Viele Eltern physisch beeinträchtigter Kinder und Jugendlicher sind
zu übervorsorglich. Sie überhüten ihr Kind, um es vor Verletzungen
durch andere zu bewahren und sie Befürchtungen vor der sexuellen
Entwicklung ihres Kindes haben.
So werden z. B. motorisch eingeschränkten Kindern und Jugendlichen
sehr viel restriktivere Wertvorstellungen vermittelt, als sie tatsächlich
in unserem Normdenken vorliegen.
Mit einer Überhütung können Eltern jeglichen Kontakt ihres physisch
eingeschränkten Kindes nach außen isolieren. Bekommt es jedoch nicht
die Gelegenheit Kontakte mit anderen zu knüpfen und die elterlichen
Wertvorstellungen in Frage zu stellen und dagegen zu rebellieren, dann
wird es als Erwachsener Probleme mit seiner sexuellen Entwicklung
bekommen.
Denn die Erfahrungen eines nicht eingeschränkten Jugendlichen, der
sich durch äußere Kontakte zu Altersgenossen seine Sexualerziehung
praktisch und theoretisch erweitern kann, fehlen dem motorisch beeinträchtigten
Jugendlichen dann oftmals.
WEINWURM-KRAUSE (1990) führte eine Befragung unter 158 Probanden mit
physischer Einschränkung durch, die ihre noch heute für sie
bestehende Auswirkung der elterlichen Sexualerziehung einschätzen
sollten.
Die
Schul- und Heimsituation
An Sonderschulen wird die Thematik der Sexualerziehung vollkommen
tabuisiert, besonders dann, wenn es sich um eine konfessionell
gebundene Schuleinrichtung handelt.
Die Zielsetzung von Lehrern müsste jedoch sein, dem heranwachsenden
physisch eingeschränkten Jugendlichen eine positive Haltung zur
Sexualität zu vermitteln. Ist ihm dies nicht möglich, so müsste er
zumindest eine informative Funktion haben, die den Schülern
kommunikative Fähigkeiten nahe bringt, die sie eventuell vor
sexuellem Missbrauch, Ausnutzung oder Schwangerschaft bewahren können.

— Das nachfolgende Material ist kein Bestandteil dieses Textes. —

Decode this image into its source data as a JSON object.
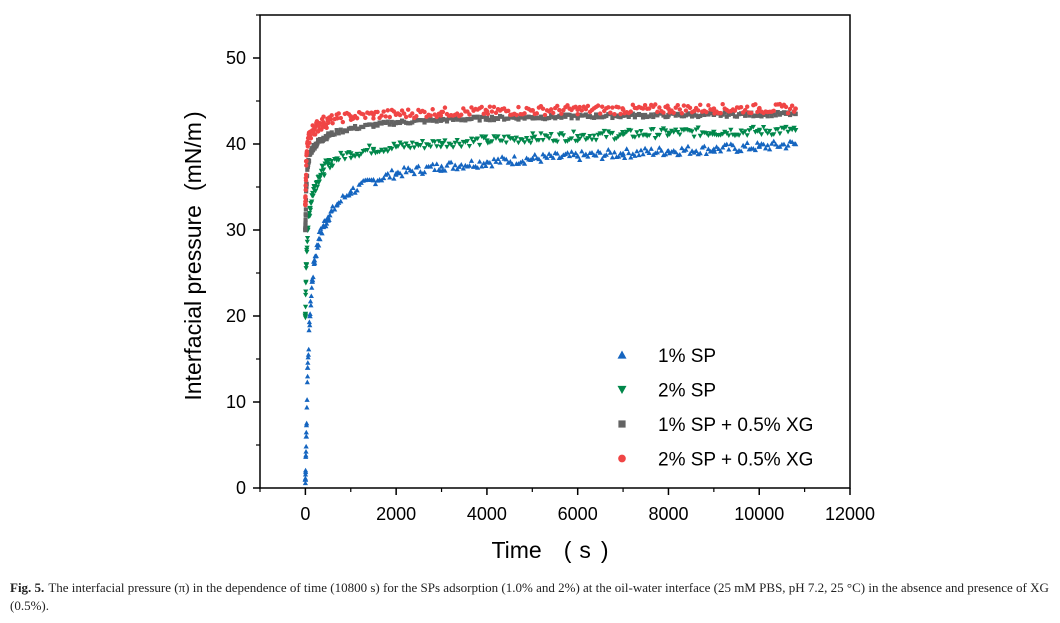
{
  "chart_data": {
    "type": "scatter",
    "xlabel": "Time",
    "xunit": "s",
    "ylabel": "Interfacial pressure",
    "yunit": "mN/m",
    "xlim": [
      -1000,
      12000
    ],
    "ylim": [
      0,
      55
    ],
    "xticks": [
      0,
      2000,
      4000,
      6000,
      8000,
      10000,
      12000
    ],
    "yticks": [
      0,
      10,
      20,
      30,
      40,
      50
    ],
    "legend_position": "bottom-right",
    "series": [
      {
        "name": "1% SP",
        "marker": "triangle-up",
        "color": "#1565c0",
        "x": [
          0,
          20,
          50,
          100,
          150,
          200,
          300,
          400,
          500,
          700,
          1000,
          1500,
          2000,
          3000,
          4000,
          5000,
          6000,
          7000,
          8000,
          9000,
          10000,
          10800
        ],
        "y": [
          1,
          6,
          14,
          20,
          24,
          26.5,
          29,
          30.5,
          31.5,
          33,
          34.5,
          35.8,
          36.6,
          37.4,
          37.9,
          38.3,
          38.6,
          38.9,
          39.2,
          39.4,
          39.7,
          40
        ]
      },
      {
        "name": "2% SP",
        "marker": "triangle-down",
        "color": "#00874a",
        "x": [
          0,
          20,
          50,
          100,
          150,
          200,
          300,
          400,
          500,
          700,
          1000,
          1500,
          2000,
          3000,
          4000,
          5000,
          6000,
          7000,
          8000,
          9000,
          10000,
          10800
        ],
        "y": [
          20,
          26,
          30,
          32.5,
          34,
          35,
          36.2,
          37,
          37.6,
          38.3,
          38.9,
          39.4,
          39.7,
          40.1,
          40.4,
          40.7,
          40.9,
          41.1,
          41.3,
          41.4,
          41.5,
          41.6
        ]
      },
      {
        "name": "1% SP + 0.5% XG",
        "marker": "square",
        "color": "#636363",
        "x": [
          0,
          20,
          50,
          100,
          150,
          200,
          300,
          400,
          500,
          700,
          1000,
          1500,
          2000,
          3000,
          4000,
          5000,
          6000,
          7000,
          8000,
          9000,
          10000,
          10800
        ],
        "y": [
          30,
          35,
          37.5,
          38.8,
          39.4,
          39.8,
          40.3,
          40.7,
          41,
          41.4,
          41.8,
          42.2,
          42.5,
          42.8,
          43,
          43.1,
          43.2,
          43.3,
          43.35,
          43.4,
          43.45,
          43.5
        ]
      },
      {
        "name": "2% SP + 0.5% XG",
        "marker": "circle",
        "color": "#f04545",
        "x": [
          0,
          20,
          50,
          100,
          150,
          200,
          300,
          400,
          500,
          700,
          1000,
          1500,
          2000,
          3000,
          4000,
          5000,
          6000,
          7000,
          8000,
          9000,
          10000,
          10800
        ],
        "y": [
          33,
          38,
          40,
          41,
          41.5,
          41.8,
          42.2,
          42.5,
          42.7,
          43,
          43.2,
          43.4,
          43.5,
          43.7,
          43.8,
          43.9,
          44,
          44,
          44.1,
          44.1,
          44.1,
          44.1
        ]
      }
    ]
  },
  "caption": {
    "label": "Fig. 5.",
    "text": "The interfacial pressure (π) in the dependence of time (10800 s) for the SPs adsorption (1.0% and 2%) at the oil-water interface (25 mM PBS, pH 7.2, 25 °C) in the absence and presence of XG (0.5%)."
  }
}
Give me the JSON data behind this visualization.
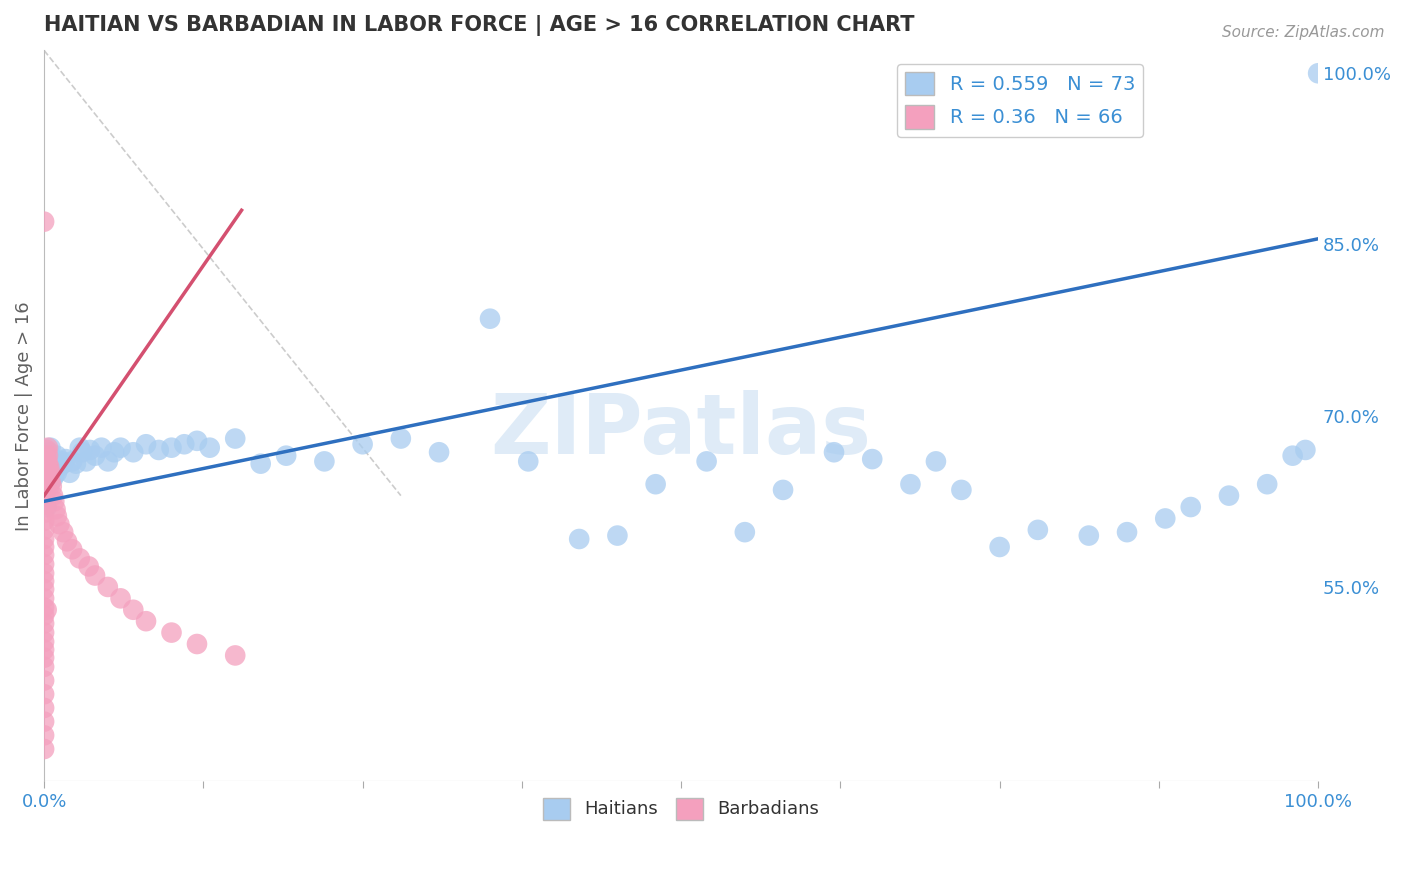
{
  "title": "HAITIAN VS BARBADIAN IN LABOR FORCE | AGE > 16 CORRELATION CHART",
  "source_text": "Source: ZipAtlas.com",
  "ylabel": "In Labor Force | Age > 16",
  "watermark": "ZIPatlas",
  "xlim": [
    0.0,
    1.0
  ],
  "ylim": [
    0.38,
    1.02
  ],
  "right_yticks": [
    0.55,
    0.7,
    0.85,
    1.0
  ],
  "right_yticklabels": [
    "55.0%",
    "70.0%",
    "85.0%",
    "100.0%"
  ],
  "haitian_R": 0.559,
  "haitian_N": 73,
  "barbadian_R": 0.36,
  "barbadian_N": 66,
  "haitian_color": "#A8CCF0",
  "barbadian_color": "#F4A0BE",
  "haitian_line_color": "#2E6FBF",
  "barbadian_line_color": "#D45070",
  "ref_line_color": "#CCCCCC",
  "background_color": "#FFFFFF",
  "grid_color": "#DDDDDD",
  "title_color": "#333333",
  "seed": 99,
  "haitian_x_raw": [
    0.0,
    0.001,
    0.002,
    0.002,
    0.003,
    0.003,
    0.004,
    0.004,
    0.005,
    0.005,
    0.006,
    0.006,
    0.007,
    0.007,
    0.008,
    0.008,
    0.009,
    0.01,
    0.01,
    0.012,
    0.014,
    0.015,
    0.017,
    0.02,
    0.022,
    0.025,
    0.028,
    0.03,
    0.033,
    0.036,
    0.04,
    0.045,
    0.05,
    0.055,
    0.06,
    0.07,
    0.08,
    0.09,
    0.1,
    0.11,
    0.12,
    0.13,
    0.15,
    0.17,
    0.19,
    0.22,
    0.25,
    0.28,
    0.31,
    0.35,
    0.38,
    0.42,
    0.45,
    0.48,
    0.52,
    0.55,
    0.58,
    0.62,
    0.65,
    0.68,
    0.7,
    0.72,
    0.75,
    0.78,
    0.82,
    0.85,
    0.88,
    0.9,
    0.93,
    0.96,
    0.98,
    0.99,
    1.0
  ],
  "haitian_y_raw": [
    0.635,
    0.645,
    0.62,
    0.655,
    0.648,
    0.66,
    0.638,
    0.668,
    0.642,
    0.672,
    0.65,
    0.66,
    0.645,
    0.655,
    0.648,
    0.658,
    0.652,
    0.65,
    0.665,
    0.655,
    0.66,
    0.658,
    0.662,
    0.65,
    0.66,
    0.658,
    0.672,
    0.668,
    0.66,
    0.67,
    0.665,
    0.672,
    0.66,
    0.668,
    0.672,
    0.668,
    0.675,
    0.67,
    0.672,
    0.675,
    0.678,
    0.672,
    0.68,
    0.658,
    0.665,
    0.66,
    0.675,
    0.68,
    0.668,
    0.785,
    0.66,
    0.592,
    0.595,
    0.64,
    0.66,
    0.598,
    0.635,
    0.668,
    0.662,
    0.64,
    0.66,
    0.635,
    0.585,
    0.6,
    0.595,
    0.598,
    0.61,
    0.62,
    0.63,
    0.64,
    0.665,
    0.67,
    1.0
  ],
  "barbadian_x_raw": [
    0.0,
    0.0,
    0.0,
    0.0,
    0.0,
    0.0,
    0.0,
    0.0,
    0.0,
    0.0,
    0.0,
    0.0,
    0.0,
    0.0,
    0.0,
    0.0,
    0.0,
    0.0,
    0.0,
    0.0,
    0.0,
    0.0,
    0.0,
    0.001,
    0.001,
    0.001,
    0.001,
    0.002,
    0.002,
    0.002,
    0.003,
    0.003,
    0.003,
    0.004,
    0.004,
    0.005,
    0.005,
    0.006,
    0.007,
    0.008,
    0.009,
    0.01,
    0.012,
    0.015,
    0.018,
    0.022,
    0.028,
    0.035,
    0.04,
    0.05,
    0.06,
    0.07,
    0.08,
    0.1,
    0.12,
    0.15,
    0.0,
    0.0,
    0.0,
    0.0,
    0.0,
    0.0,
    0.0,
    0.0,
    0.001,
    0.002
  ],
  "barbadian_y_raw": [
    0.65,
    0.645,
    0.638,
    0.63,
    0.622,
    0.615,
    0.608,
    0.6,
    0.592,
    0.585,
    0.578,
    0.57,
    0.562,
    0.555,
    0.548,
    0.54,
    0.532,
    0.525,
    0.518,
    0.51,
    0.502,
    0.495,
    0.488,
    0.66,
    0.652,
    0.645,
    0.638,
    0.67,
    0.662,
    0.655,
    0.672,
    0.665,
    0.658,
    0.655,
    0.648,
    0.65,
    0.642,
    0.638,
    0.63,
    0.625,
    0.618,
    0.612,
    0.605,
    0.598,
    0.59,
    0.583,
    0.575,
    0.568,
    0.56,
    0.55,
    0.54,
    0.53,
    0.52,
    0.51,
    0.5,
    0.49,
    0.48,
    0.468,
    0.456,
    0.444,
    0.432,
    0.42,
    0.408,
    0.87,
    0.66,
    0.53
  ],
  "haitian_line_x": [
    0.0,
    1.0
  ],
  "haitian_line_y": [
    0.625,
    0.855
  ],
  "barbadian_line_x": [
    0.0,
    0.155
  ],
  "barbadian_line_y": [
    0.63,
    0.88
  ]
}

Es ist wichtig über alternative Formen des Genitalsex aufzuklären,
wie z. B. Masturbation oder Oralsex.
Besonders schwierig ist ein normaler sexueller Entwicklungsverlauf für
diejenigen physisch eingeschränkten Kinder und Jugendlichen, die in
einem Heim oder einer anderen institutionellen Einrichtung leben.
Viele Heime sind auch heute noch geschlechtergetrennte Einrichtungen.
Es gibt also häufig sehr wenig Möglichkeiten Kontakte zum anderen
Geschlecht aufzubauen. Vom Personal werden die Jugendlichen
herablassend, häufig wie kleine Kinder behandelt, um sie besser unter
Kontrolle zu haben. Für die Jugendlichen jedoch wird es durch diesen
Umgang mit ihnen sehr viel schwieriger unabhängig zu sein und neue
Bekanntschaften einzugehen.
Fällt die Möglichkeit zum Ausgehen und Treffen auch mit nicht
eingeschränkten Jugendlichen weg, kann sich der Prozess zum
Erwachsenwerden verzögern.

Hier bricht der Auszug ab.